Step 1: Forecast Net Operating Income(NOI)

We typically forecast NOIs using five-year holding periods. Projecting over periods longer than five year is more challenging because more assumptions are made and the figures become less reliable.

Step 2: Estimate Sales Proceeds

We estimate a terminal value, or what the property will sell for at the end of the holding period. This is done by using capitalization to divide next year’s NOI by a capitalization rate aka going out capitalization rate. Next year’s NOI is used because we are selling next year’s benefits. It’s important to subtract the cost of the sale from the terminal value to arrive at sales proceeds. The formula to estimate sales proceeds is  Terminal Value – Cost of Sale = Sales Proceeds. For example, for a five year holding period, the terminal value is estimated by dividing the projected NOI for the sixth year by the capitalization rate expected at that time. Sales costs such as brokerage fees are then subtracted to arrive at sales proceeds.
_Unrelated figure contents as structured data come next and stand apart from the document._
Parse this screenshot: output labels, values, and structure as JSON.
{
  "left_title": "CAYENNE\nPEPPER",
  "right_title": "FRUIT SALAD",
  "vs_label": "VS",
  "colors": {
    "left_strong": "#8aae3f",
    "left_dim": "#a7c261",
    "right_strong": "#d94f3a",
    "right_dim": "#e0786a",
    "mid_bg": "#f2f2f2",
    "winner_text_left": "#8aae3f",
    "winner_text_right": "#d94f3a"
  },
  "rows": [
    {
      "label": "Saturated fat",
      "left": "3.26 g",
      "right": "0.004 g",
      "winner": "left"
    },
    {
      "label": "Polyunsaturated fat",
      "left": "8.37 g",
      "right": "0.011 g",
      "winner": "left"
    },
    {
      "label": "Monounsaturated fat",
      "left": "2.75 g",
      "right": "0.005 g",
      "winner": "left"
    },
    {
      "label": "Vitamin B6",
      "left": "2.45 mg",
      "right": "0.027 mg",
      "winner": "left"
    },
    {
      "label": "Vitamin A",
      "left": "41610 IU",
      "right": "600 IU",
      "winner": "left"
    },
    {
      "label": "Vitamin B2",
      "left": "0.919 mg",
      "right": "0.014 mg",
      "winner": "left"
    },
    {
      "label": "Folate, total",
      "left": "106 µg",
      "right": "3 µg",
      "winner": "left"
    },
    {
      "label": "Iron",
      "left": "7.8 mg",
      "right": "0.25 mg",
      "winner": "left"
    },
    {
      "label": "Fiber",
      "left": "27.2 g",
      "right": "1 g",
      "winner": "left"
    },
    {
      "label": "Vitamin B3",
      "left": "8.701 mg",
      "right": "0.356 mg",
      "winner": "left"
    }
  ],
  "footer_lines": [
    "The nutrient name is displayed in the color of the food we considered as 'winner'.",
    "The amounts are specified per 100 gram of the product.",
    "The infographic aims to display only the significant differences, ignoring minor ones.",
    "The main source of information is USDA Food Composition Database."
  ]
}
Step 3: Select Discount Rate

When estimating market value, the discount rate can be viewed as the market-driven return from the property. It includes the annual return from rental income plus any return from price appreciation. Many real estate managers consider the broader investment market to determine typical rates of return. It’s imporatnt that the discount rate be found from quality and accurate sources such as published surveys,lenders, and active market investors.

Step 4: Sum Discounted NOI’s.

Sum all of the discounted NOI’s plus the sales proceeds to determine the present market value of the property.